At the outset, the idea was that these would be innovative schools driven by an entrepreneurial spirit. Organizations or groups of parents and teachers with a shared vision could apply for a contract (or charter) with the local school district or a statewide chartering authority. In exchange for delivering a curriculum and specified results, the founders would receive an exemption from certain innovation-crushing rules, such as teachers having to be certified. Upon periodic review, the chartering authority could revoke the charter for failure to perform to agreed-upon standards.

However, charters gradually have lost their grassroots aura. NCES data show charters with fewer than 300 students are declining in numbers while those with at least 500 are growing. It used to be a badge of honor that grassroots charters operated on about one-third of the cost of traditional public schools, on average, compared to conventional public schools, but now, major charter organizations lobby for equalized funding.

More ominously, proponents of centralized education have co-opted the charter movement to push their own agendas, and, incredibly, have invited increased oversight and regulation of charters by public officials, who often are hostile to their very existence.
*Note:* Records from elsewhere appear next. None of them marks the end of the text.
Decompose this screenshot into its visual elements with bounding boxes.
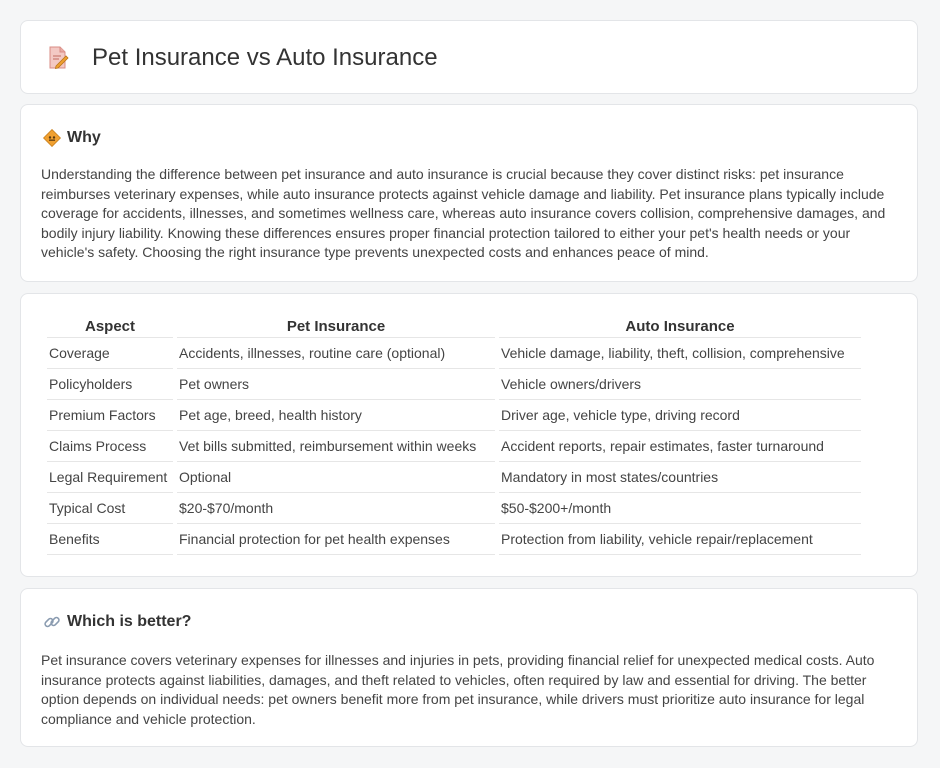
table-cell: Financial protection for pet health expenses	[177, 524, 495, 555]
table-cell: Vet bills submitted, reimbursement within weeks	[177, 431, 495, 462]
header-auto-insurance: Auto Insurance	[499, 316, 861, 338]
why-section	[20, 104, 918, 282]
why-text: Understanding the difference between pet insurance and auto insurance is crucial because they cover distinct risks: pet insurance reimburses veterinary expenses, while auto insurance protects against vehicle damage and liability. Pet insurance plans typically include coverage for accidents, illnesses, and sometimes wellness care, whereas auto insurance covers collision, comprehensive damages, and bodily injury liability. Knowing these differences ensures proper financial protection tailored to either your pet's health needs or your vehicle's safety. Choosing the right insurance type prevents unexpected costs and enhances peace of mind.	[41, 166, 886, 260]
table-cell: Coverage	[47, 338, 173, 369]
table-cell: Accident reports, repair estimates, faster turnaround	[499, 431, 861, 462]
comparison-table	[43, 316, 865, 555]
header-aspect: Aspect	[47, 316, 173, 338]
link-icon	[43, 613, 61, 631]
better-text: Pet insurance covers veterinary expenses for illnesses and injuries in pets, providing financial relief for unexpected medical costs. Auto insurance protects against liabilities, damages, and theft related to vehicles, often required by law and essential for driving. The better option depends on individual needs: pet owners benefit more from pet insurance, while drivers must prioritize auto insurance for legal compliance and vehicle protection.	[41, 652, 875, 727]
table-cell: Legal Requirement	[47, 462, 173, 493]
table-row	[47, 400, 861, 431]
why-header	[43, 127, 101, 149]
table-cell: Pet owners	[177, 369, 495, 400]
table-row	[47, 431, 861, 462]
better-header	[43, 611, 191, 633]
table-header-row	[47, 316, 861, 338]
table-row	[47, 524, 861, 555]
table-cell: $50-$200+/month	[499, 493, 861, 524]
table-cell: Benefits	[47, 524, 173, 555]
table-cell: Vehicle damage, liability, theft, collision, comprehensive	[499, 338, 861, 369]
table-cell: Pet age, breed, health history	[177, 400, 495, 431]
which-better-section	[20, 588, 918, 747]
table-cell: Optional	[177, 462, 495, 493]
table-cell: $20-$70/month	[177, 493, 495, 524]
page-title: Pet Insurance vs Auto Insurance	[92, 44, 438, 71]
comparison-section	[20, 293, 918, 577]
table-cell: Typical Cost	[47, 493, 173, 524]
table-cell: Driver age, vehicle type, driving record	[499, 400, 861, 431]
why-heading: Why	[67, 129, 101, 146]
table-cell: Claims Process	[47, 431, 173, 462]
table-cell: Vehicle owners/drivers	[499, 369, 861, 400]
better-heading: Which is better?	[67, 613, 192, 630]
title-card	[20, 20, 918, 94]
warning-diamond-icon	[43, 129, 61, 147]
document-pencil-icon	[47, 46, 69, 70]
table-cell: Accidents, illnesses, routine care (optional)	[177, 338, 495, 369]
header-pet-insurance: Pet Insurance	[177, 316, 495, 338]
table-cell: Premium Factors	[47, 400, 173, 431]
table-row	[47, 493, 861, 524]
table-cell: Protection from liability, vehicle repair/replacement	[499, 524, 861, 555]
table-cell: Mandatory in most states/countries	[499, 462, 861, 493]
table-row	[47, 369, 861, 400]
table-row	[47, 338, 861, 369]
table-row	[47, 462, 861, 493]
table-cell: Policyholders	[47, 369, 173, 400]
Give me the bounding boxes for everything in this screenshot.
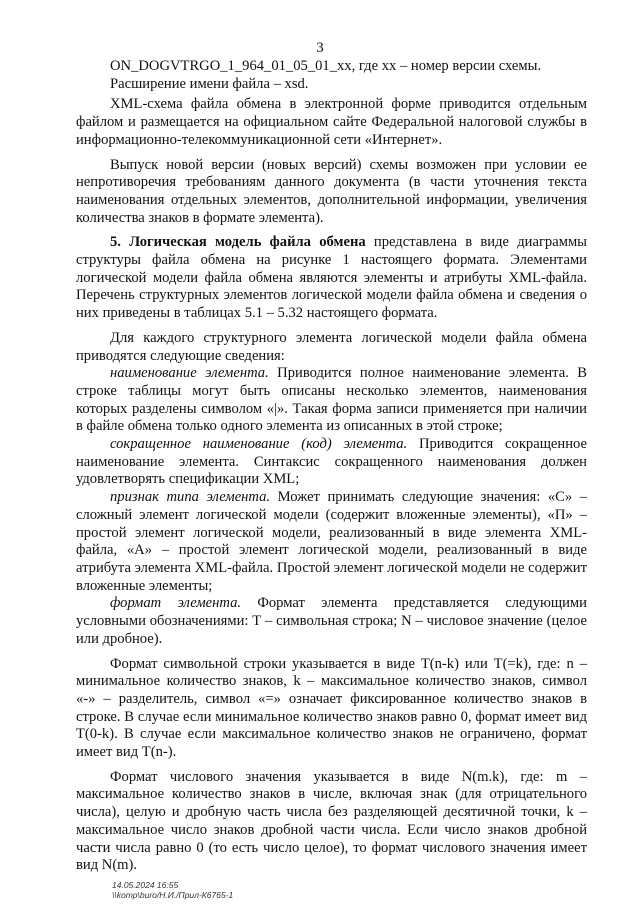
document-body [76, 58, 587, 875]
logical-model-text: представлена в виде диаграммы структуры файла обмена на рисунке 1 настоящего формата. Элементами логической модели файла обмена являются элементы и атрибуты XML-файла. Перечень структурных элементов логической модели файла обмена и сведения о них приведены в таблицах 5.1 – 5.32 настоящего формата. [76, 234, 587, 322]
element-format-term: формат элемента. [110, 595, 242, 612]
element-info-intro: Для каждого структурного элемента логической модели файла обмена приводятся следующие сведения: [76, 329, 587, 364]
footer-timestamp: 14.05.2024 16:55 [112, 880, 179, 890]
element-name-item [76, 365, 587, 436]
element-format-text: Формат элемента представляется следующими условными обозначениями: Т – символьная строка; N – числовое значение (целое или дробное). [76, 595, 587, 647]
element-code-term: сокращенное наименование (код) элемента. [110, 436, 408, 453]
logical-model-paragraph [76, 234, 587, 323]
element-type-term: признак типа элемента. [110, 489, 271, 506]
file-extension-note: Расширение имени файла – xsd. [110, 75, 309, 92]
element-code-text: Приводится сокращенное наименование элемента. Синтаксис сокращенного наименования должен удовлетворять спецификации XML; [76, 436, 587, 488]
element-type-text: Может принимать следующие значения: «С» – сложный элемент логической модели (содержит вложенные элементы), «П» – простой элемент логической модели, реализованный в виде элемента XML-файла, «А» – простой элемент логической модели, реализованный в виде атрибута элемента XML-файла. Простой элемент логической модели не содержит вложенные элементы; [76, 489, 587, 594]
element-name-text: Приводится полное наименование элемента. В строке таблицы могут быть описаны несколько элементов, наименования которых разделены символом «|». Такая форма записи применяется при наличии в файле обмена только одного элемента из описанных в этой строке; [76, 365, 588, 435]
string-format-paragraph: Формат символьной строки указывается в виде Т(n-k) или Т(=k), где: n – минимальное количество знаков, k – максимальное количество знаков, символ «-» – разделитель, символ «=» означает фиксированное количество знаков в строке. В случае если минимальное количество знаков равно 0, формат имеет вид Т(0-k). В случае если максимальное количество знаков не ограничено, формат имеет вид Т(n-). [76, 655, 587, 761]
element-name-term: наименование элемента. [110, 365, 269, 382]
xml-schema-paragraph: XML-схема файла обмена в электронной форме приводится отдельным файлом и размещается на официальном сайте Федеральной налоговой службы в информационно-телекоммуникационной сети «Интернет». [76, 96, 587, 148]
element-type-item [76, 489, 587, 595]
file-name-pattern: ON_DOGVTRGO_1_964_01_05_01_xx, где xx – номер версии схемы. [110, 58, 542, 74]
numeric-format-paragraph: Формат числового значения указывается в виде N(m.k), где: m – максимальное количество знаков в числе, включая знак (для отрицательного числа), целую и дробную часть числа без разделяющей десятичной точки, k – максимальное число знаков дробной части числа. Если число знаков дробной части числа равно 0 (то есть число целое), то формат числового значения имеет вид N(m). [76, 768, 587, 874]
footer-file-path: \\komp\buro/Н.И./Прил-К6765-1 [112, 890, 234, 900]
logical-model-heading: 5. Логическая модель файла обмена [110, 234, 366, 251]
page-number: 3 [316, 40, 324, 56]
element-format-item [76, 595, 587, 648]
footer-stamp [112, 880, 233, 900]
schema-version-paragraph: Выпуск новой версии (новых версий) схемы возможен при условии ее непротиворечия требованиям данного документа (в части уточнения текста наименования отдельных элементов, дополнительной информации, увеличения количества знаков в формате элемента). [76, 156, 587, 226]
element-code-item [76, 436, 587, 489]
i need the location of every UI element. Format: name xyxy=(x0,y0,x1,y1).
Noting that, Tillie Elvrum, president of PublicSchoolOptions.org – a nationwide parents’ alliance, charged in a statement that the charter movement’s leaders “have walked away from the fundamental principle of trusting and empowering parents with their children’s education decisions.”

It is an open question whether, if these trends continue, charter schools will remain even a decent fallback option for families that cannot select a private or parochial school for their children.